For Motaz, the UN must bear responsibility for providing this information to allies of a regime determined to wipe out all opposition, including health services not under its own control. “With OCHA sharing the geographical coordinates with the Russian Federation, the mission of neutralizing these viable facilities becomes easier, less time consuming and less costly. Indeed, targeting would be a matter of ticking boxes rather than spending more time identifying where these facilities are located. UN agencies, whether directly or indirectly, have become a partner of the Assad regime and Russia in increasing the suffering of the Syrian people.”  

For several years, millions of people in opposition-held areas of Syria have relied on aid arriving over the borders with Turkey and Iraq. These “cross-border” operations have been enabled by a UN Security Council Resolution. Now Russia and China are pushing to close down this lifeline by refusing to extend the resolution beyond June 2020. UN agencies and other aid donors will then be forced to channel relief funding through Damascus, working with organisations closely tied to the regime, such as the Syrian Arab Red Crescent. 
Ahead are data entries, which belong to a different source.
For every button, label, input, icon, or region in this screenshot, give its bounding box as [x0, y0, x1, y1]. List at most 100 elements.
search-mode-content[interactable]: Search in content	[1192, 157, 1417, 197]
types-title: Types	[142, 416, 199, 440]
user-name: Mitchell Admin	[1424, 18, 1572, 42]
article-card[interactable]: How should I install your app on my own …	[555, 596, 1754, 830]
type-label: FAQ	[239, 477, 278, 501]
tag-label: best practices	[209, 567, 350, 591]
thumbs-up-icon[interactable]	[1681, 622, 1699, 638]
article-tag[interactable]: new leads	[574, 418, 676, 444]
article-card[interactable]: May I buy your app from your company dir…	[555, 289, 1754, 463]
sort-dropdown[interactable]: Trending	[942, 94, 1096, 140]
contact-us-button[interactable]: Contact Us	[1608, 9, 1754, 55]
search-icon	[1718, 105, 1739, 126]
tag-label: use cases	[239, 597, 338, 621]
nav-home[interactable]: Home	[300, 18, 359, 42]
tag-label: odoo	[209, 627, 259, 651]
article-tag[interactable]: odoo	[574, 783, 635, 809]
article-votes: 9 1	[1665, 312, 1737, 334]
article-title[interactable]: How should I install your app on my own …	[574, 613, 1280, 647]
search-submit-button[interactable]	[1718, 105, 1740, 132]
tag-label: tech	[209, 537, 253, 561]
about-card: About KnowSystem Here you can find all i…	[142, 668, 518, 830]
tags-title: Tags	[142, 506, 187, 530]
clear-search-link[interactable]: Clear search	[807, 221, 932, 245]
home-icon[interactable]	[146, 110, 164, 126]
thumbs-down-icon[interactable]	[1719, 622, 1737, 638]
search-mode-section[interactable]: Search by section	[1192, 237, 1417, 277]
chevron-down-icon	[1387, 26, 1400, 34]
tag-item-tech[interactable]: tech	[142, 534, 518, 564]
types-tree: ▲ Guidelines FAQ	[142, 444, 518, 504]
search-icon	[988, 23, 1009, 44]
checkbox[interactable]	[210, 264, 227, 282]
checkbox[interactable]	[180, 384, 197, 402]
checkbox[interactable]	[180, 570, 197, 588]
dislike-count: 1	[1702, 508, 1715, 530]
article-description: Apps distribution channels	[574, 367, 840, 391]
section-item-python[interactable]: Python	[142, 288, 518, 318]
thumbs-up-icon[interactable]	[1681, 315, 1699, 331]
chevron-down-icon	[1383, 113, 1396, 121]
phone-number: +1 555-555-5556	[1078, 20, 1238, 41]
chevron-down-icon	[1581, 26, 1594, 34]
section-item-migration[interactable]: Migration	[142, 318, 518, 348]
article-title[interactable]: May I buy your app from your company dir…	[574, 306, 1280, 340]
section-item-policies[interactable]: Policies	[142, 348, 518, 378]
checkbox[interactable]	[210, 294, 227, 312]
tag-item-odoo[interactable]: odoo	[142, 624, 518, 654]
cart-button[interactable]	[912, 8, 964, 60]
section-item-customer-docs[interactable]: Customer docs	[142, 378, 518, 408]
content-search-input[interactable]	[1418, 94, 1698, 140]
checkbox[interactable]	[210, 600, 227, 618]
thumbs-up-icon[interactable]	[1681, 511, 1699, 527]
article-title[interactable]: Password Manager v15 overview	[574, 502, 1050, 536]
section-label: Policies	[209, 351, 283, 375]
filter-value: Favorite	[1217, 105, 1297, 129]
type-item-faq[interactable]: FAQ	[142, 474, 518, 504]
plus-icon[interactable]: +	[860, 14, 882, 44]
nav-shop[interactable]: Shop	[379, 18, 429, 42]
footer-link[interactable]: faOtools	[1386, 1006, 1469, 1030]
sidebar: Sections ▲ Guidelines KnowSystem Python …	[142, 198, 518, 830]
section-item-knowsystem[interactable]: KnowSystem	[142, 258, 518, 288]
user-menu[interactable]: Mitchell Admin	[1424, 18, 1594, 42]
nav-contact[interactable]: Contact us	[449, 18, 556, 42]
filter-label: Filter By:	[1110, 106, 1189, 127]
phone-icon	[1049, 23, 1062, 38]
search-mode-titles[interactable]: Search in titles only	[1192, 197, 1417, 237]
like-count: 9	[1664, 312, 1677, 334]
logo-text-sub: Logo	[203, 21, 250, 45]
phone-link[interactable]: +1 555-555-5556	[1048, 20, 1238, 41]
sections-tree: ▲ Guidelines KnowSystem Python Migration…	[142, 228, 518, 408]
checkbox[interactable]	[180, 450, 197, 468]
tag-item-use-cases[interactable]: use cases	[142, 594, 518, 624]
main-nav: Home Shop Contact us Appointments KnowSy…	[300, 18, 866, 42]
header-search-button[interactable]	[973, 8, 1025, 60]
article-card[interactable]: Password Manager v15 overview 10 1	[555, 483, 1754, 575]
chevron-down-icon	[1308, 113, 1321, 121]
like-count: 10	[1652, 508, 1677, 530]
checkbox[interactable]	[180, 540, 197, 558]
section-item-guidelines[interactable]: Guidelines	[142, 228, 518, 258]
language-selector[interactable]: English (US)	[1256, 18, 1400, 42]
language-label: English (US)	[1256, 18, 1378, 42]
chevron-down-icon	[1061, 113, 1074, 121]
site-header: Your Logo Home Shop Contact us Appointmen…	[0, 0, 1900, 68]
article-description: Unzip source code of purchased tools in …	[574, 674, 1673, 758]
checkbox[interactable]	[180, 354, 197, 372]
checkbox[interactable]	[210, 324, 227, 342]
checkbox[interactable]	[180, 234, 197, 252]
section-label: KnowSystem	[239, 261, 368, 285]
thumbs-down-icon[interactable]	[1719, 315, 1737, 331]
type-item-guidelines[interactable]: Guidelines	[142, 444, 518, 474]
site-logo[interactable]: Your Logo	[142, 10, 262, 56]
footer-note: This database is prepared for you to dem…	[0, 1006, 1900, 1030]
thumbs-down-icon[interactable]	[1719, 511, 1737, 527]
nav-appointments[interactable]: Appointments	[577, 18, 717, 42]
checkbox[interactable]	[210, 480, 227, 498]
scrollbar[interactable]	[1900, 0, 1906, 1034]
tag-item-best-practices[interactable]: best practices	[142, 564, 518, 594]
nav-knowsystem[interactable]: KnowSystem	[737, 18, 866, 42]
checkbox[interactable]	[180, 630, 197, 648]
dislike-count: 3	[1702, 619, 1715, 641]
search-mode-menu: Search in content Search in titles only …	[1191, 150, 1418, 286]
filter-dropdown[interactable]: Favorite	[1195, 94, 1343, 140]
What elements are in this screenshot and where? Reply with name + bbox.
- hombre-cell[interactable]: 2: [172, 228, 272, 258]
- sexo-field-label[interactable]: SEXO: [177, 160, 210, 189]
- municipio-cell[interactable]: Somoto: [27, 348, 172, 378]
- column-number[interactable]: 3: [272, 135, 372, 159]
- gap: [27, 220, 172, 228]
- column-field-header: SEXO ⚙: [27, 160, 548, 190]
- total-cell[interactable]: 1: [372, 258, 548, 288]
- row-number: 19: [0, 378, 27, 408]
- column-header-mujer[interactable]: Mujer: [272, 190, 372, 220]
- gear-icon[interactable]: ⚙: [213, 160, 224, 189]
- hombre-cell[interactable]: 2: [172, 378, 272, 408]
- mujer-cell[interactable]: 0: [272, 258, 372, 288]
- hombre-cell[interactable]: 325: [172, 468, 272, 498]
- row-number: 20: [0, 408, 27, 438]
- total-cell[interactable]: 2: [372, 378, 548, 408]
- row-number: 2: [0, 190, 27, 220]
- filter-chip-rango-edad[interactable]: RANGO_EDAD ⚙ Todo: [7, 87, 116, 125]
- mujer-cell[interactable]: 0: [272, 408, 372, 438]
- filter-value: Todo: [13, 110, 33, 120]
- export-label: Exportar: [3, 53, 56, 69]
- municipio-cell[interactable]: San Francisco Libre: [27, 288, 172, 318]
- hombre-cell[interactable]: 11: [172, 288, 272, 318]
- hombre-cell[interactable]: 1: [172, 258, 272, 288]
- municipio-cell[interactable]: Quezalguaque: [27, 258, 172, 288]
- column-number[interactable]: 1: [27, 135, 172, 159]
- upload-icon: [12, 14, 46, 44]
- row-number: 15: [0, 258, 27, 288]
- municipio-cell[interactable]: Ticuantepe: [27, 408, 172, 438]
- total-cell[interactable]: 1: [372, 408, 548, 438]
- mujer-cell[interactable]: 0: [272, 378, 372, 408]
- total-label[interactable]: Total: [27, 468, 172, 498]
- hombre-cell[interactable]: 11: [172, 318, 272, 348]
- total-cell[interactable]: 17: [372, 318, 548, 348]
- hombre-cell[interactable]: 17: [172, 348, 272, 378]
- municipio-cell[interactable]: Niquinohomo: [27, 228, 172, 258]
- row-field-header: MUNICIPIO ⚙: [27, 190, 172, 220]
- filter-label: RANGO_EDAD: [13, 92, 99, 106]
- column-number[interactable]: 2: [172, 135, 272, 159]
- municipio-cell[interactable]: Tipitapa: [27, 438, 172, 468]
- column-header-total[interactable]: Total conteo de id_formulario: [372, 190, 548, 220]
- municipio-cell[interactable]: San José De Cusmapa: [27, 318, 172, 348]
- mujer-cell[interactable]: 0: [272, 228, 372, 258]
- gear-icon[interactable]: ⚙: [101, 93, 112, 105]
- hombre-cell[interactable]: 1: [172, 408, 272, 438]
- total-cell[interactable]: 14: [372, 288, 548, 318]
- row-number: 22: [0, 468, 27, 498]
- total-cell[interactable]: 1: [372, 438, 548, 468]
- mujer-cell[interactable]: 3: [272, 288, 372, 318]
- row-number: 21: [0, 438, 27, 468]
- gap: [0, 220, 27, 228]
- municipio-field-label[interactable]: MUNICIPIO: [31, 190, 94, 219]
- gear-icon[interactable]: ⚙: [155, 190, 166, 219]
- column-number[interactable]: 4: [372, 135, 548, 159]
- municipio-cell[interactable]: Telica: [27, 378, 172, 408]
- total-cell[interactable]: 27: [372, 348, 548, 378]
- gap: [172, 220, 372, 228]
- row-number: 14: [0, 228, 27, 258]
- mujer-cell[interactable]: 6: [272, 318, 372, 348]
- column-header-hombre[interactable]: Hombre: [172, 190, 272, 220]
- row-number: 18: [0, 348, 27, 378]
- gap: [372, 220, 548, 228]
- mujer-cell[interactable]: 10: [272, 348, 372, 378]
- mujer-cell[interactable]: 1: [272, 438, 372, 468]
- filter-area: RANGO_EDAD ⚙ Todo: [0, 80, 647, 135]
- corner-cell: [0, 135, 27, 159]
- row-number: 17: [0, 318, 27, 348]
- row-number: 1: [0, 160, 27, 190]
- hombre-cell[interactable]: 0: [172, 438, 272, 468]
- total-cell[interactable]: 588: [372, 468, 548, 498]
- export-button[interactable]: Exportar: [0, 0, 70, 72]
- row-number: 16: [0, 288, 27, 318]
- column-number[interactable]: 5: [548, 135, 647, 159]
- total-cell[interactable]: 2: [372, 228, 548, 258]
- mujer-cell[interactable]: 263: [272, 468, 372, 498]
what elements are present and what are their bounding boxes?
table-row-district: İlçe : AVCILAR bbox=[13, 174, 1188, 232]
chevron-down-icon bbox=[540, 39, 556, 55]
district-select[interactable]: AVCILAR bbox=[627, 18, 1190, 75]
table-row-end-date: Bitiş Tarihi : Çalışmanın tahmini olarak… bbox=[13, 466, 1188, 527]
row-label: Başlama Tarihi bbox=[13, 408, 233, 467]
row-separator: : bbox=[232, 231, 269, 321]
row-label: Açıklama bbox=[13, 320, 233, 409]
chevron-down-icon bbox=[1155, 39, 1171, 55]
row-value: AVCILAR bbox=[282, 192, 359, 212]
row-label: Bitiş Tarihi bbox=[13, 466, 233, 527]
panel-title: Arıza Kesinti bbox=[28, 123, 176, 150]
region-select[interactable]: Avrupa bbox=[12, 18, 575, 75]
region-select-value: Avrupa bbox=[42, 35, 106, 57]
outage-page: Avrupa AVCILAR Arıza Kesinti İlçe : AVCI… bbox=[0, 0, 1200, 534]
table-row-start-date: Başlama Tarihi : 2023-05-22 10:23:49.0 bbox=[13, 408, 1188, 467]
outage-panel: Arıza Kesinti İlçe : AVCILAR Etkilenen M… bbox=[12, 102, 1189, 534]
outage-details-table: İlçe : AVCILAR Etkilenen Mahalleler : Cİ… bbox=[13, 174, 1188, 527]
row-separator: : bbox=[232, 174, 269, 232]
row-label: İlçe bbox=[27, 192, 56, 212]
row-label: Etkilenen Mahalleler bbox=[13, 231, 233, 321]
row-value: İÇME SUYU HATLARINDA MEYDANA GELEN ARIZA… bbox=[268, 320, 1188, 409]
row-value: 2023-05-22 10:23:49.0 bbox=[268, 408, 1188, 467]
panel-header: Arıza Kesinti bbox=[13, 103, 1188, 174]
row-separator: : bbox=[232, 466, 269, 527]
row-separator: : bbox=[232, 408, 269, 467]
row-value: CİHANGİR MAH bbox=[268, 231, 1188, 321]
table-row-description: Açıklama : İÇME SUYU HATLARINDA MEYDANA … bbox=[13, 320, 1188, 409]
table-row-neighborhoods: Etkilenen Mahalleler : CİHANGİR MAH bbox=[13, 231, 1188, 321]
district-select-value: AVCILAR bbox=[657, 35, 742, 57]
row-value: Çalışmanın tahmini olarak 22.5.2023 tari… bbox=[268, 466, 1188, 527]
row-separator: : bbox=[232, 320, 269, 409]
“Destroying medical facilities in the opposition areas has both political and military dimensions,” Motaz explained. “On the one hand, the Assad regime wants to retake full control over Syrian territory. On the other, the regime seeks to become the only service provider in Syria and eliminate any institutions established by the opposition.” 

After Idlib, the next phase in the Assad regime’s brutal campaign is likely to target the Aleppo countryside. Medical facilities there are now acutely vulnerable, Motaz told us. “They have been lined up as sitting ducks for Syrian and Russian attacks as UN OCHA has already shared their geographical coordinates with the Russian Federation.” 

What you can do: 

  • Pass a resolution in your trade union branch calling for an end to attacks on civilians, medical facilities and personnel in Syria.
  • Send a letter of protest to the Russian, Syrian and Iranian embassies in your country, condemning attacks on civilians, medical facilities and personnel in Syria.